Originally Published in FrontPageMag

THREE WAYS OBAMA CAUSED THE SYRIAN DISASTER

The Radical-in-Chief didn’t just support one monster. He backed two.

Obama owns the disaster in Syria in a way that no one else does. Three of his policies intersected to cause the bloodshed, devastation and horrors there.

  1. The Iraq Withdrawal
  2. The Arab Spring
  3. The Iran Deal

Obama’s Iraq withdrawal turned the country over to Iran and ISIS. The tensions between the Shiite puppet regime in Baghdad (which Obama insisted on backing) and the Sunni population created a cycle of violence that reduced the country to a bloody civil war between Shiite militias and Al Qaeda in Iraq.

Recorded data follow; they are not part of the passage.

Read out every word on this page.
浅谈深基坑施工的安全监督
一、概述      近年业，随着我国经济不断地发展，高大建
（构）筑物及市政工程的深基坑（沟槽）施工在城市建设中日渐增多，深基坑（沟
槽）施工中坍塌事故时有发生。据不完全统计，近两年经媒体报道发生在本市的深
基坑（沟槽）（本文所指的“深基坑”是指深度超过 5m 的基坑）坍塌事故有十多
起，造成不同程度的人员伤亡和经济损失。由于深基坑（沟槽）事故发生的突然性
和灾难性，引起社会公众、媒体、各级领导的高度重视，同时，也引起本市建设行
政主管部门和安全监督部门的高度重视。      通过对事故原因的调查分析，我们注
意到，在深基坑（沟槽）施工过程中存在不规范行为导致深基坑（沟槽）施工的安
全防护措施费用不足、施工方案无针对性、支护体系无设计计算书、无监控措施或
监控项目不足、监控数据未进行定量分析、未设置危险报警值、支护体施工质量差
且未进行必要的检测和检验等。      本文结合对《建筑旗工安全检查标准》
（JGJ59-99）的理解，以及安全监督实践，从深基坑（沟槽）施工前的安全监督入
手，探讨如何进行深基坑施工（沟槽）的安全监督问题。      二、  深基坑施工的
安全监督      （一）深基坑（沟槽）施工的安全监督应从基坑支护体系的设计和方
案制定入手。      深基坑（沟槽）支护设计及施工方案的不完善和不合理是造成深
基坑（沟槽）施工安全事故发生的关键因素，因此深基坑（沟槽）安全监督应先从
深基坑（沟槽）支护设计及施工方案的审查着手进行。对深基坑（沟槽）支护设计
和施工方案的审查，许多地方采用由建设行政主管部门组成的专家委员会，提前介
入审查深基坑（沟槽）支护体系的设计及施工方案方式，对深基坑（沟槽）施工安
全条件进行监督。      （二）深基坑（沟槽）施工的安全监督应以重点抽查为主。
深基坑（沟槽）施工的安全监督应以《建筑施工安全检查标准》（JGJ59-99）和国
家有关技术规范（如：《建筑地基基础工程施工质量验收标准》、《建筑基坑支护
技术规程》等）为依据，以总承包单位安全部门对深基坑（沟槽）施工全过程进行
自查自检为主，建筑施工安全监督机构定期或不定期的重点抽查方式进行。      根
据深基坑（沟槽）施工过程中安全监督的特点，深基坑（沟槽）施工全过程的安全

The collapse of the multicultural Iraqi army allowed Al Qaeda in Iraq to seize huge swathes of territory. And ISIS and Iran began carving up Iraq into their own ethnically cleansed dominions.

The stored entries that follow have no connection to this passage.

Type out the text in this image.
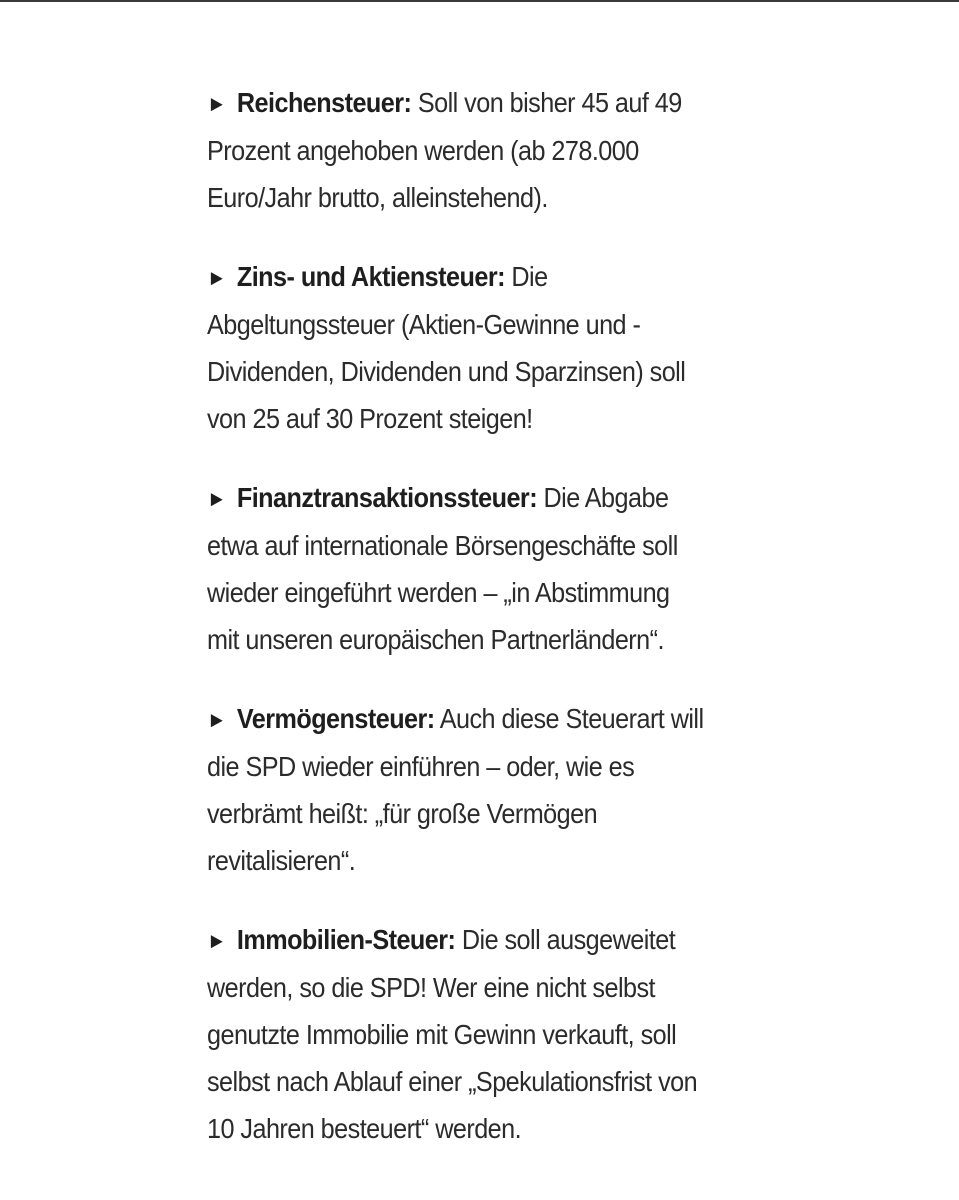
► Reichensteuer: Soll von bisher 45 auf 49
Prozent angehoben werden (ab 278.000
Euro/Jahr brutto, alleinstehend).

► Zins- und Aktiensteuer: Die
Abgeltungssteuer (Aktien-Gewinne und -
Dividenden, Dividenden und Sparzinsen) soll
von 25 auf 30 Prozent steigen!

► Finanztransaktionssteuer: Die Abgabe
etwa auf internationale Börsengeschäfte soll
wieder eingeführt werden – „in Abstimmung
mit unseren europäischen Partnerländern“.

► Vermögensteuer: Auch diese Steuerart will
die SPD wieder einführen – oder, wie es
verbrämt heißt: „für große Vermögen
revitalisieren“.

► Immobilien-Steuer: Die soll ausgeweitet
werden, so die SPD! Wer eine nicht selbst
genutzte Immobilie mit Gewinn verkauft, soll
selbst nach Ablauf einer „Spekulationsfrist von
10 Jahren besteuert“ werden.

Then his Arab Spring empowered the Muslim Brotherhood’s Sunni forces to seize power in countries around the region. Unlike Egypt and Tunisia, whose governments fell under White House pressure, and Libya, which Obama bombed and invaded, the Iranians and Russians didn’t cut their Syrian allies loose.

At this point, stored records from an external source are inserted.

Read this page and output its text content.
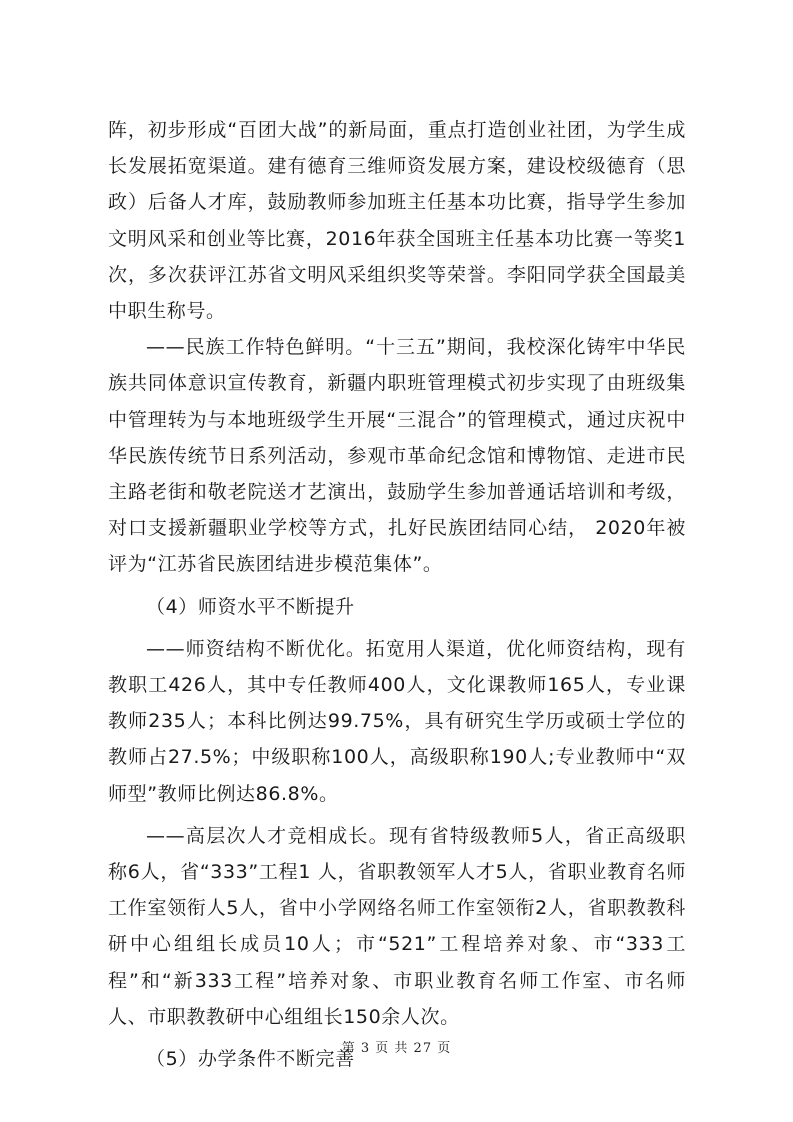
阵，初步形成“百团大战”的新局面，重点打造创业社团，为学生成长发展拓宽渠道。建有德育三维师资发展方案，建设校级德育（思政）后备人才库，鼓励教师参加班主任基本功比赛，指导学生参加文明风采和创业等比赛，2016年获全国班主任基本功比赛一等奖1次，多次获评江苏省文明风采组织奖等荣誉。李阳同学获全国最美中职生称号。

——民族工作特色鲜明。“十三五”期间，我校深化铸牢中华民族共同体意识宣传教育，新疆内职班管理模式初步实现了由班级集中管理转为与本地班级学生开展“三混合”的管理模式，通过庆祝中华民族传统节日系列活动，参观市革命纪念馆和博物馆、走进市民主路老街和敬老院送才艺演出，鼓励学生参加普通话培训和考级，对口支援新疆职业学校等方式，扎好民族团结同心结， 2020年被评为“江苏省民族团结进步模范集体”。

（4）师资水平不断提升

——师资结构不断优化。拓宽用人渠道，优化师资结构，现有教职工426人，其中专任教师400人，文化课教师165人，专业课教师235人；本科比例达99.75%，具有研究生学历或硕士学位的教师占27.5%；中级职称100人，高级职称190人;专业教师中“双师型”教师比例达86.8%。

——高层次人才竞相成长。现有省特级教师5人，省正高级职称6人，省“333”工程1 人，省职教领军人才5人，省职业教育名师工作室领衔人5人，省中小学网络名师工作室领衔2人，省职教教科研中心组组长成员10人；市“521”工程培养对象、市“333工程”和“新333工程”培养对象、市职业教育名师工作室、市名师人、市职教教研中心组组长150余人次。

（5）办学条件不断完善

第 3 页 共 27 页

Iraq’s civil war spread to Syria. Initially Obama backed the Sunni Brotherhood militias. These groups represented themselves as free, secular and democratic. They were actually nothing of the kind. But as Libya and Yemen turned into disasters, and the Syrian militias clamored for direct military intervention, Obama instead turned to Iran. The Sunni Islamists hadn’t worked out so he cut a deal with the Shiites.

Obama’s new deal with Iran was sealed with a fortune in illegal foreign currency shipments flown in on unmarked cargo planes, a virtual blank check for Iran’s nuclear program, the collapse of sanctions and the withdrawal of support for the Sunni militias in Syria. And that gave Iran a free hand in Syria.

If you want to understand why Syria is a disaster area, these are the three reasons.

Obama empowered ISIS and Iran next door to Syria. Then he empowered Muslim Brotherhood and Al Qaeda militias in Syria. And then he finally empowered Iran, Assad and Russia in Syria.

If he had set out to cause as much death and devastation as possible in Syria, he couldn’t have done any more damage without dropping nuclear bombs or his campaign propaganda on its major cities.

Every major terror player in Syria was empowered by Obama’s terrible decisions.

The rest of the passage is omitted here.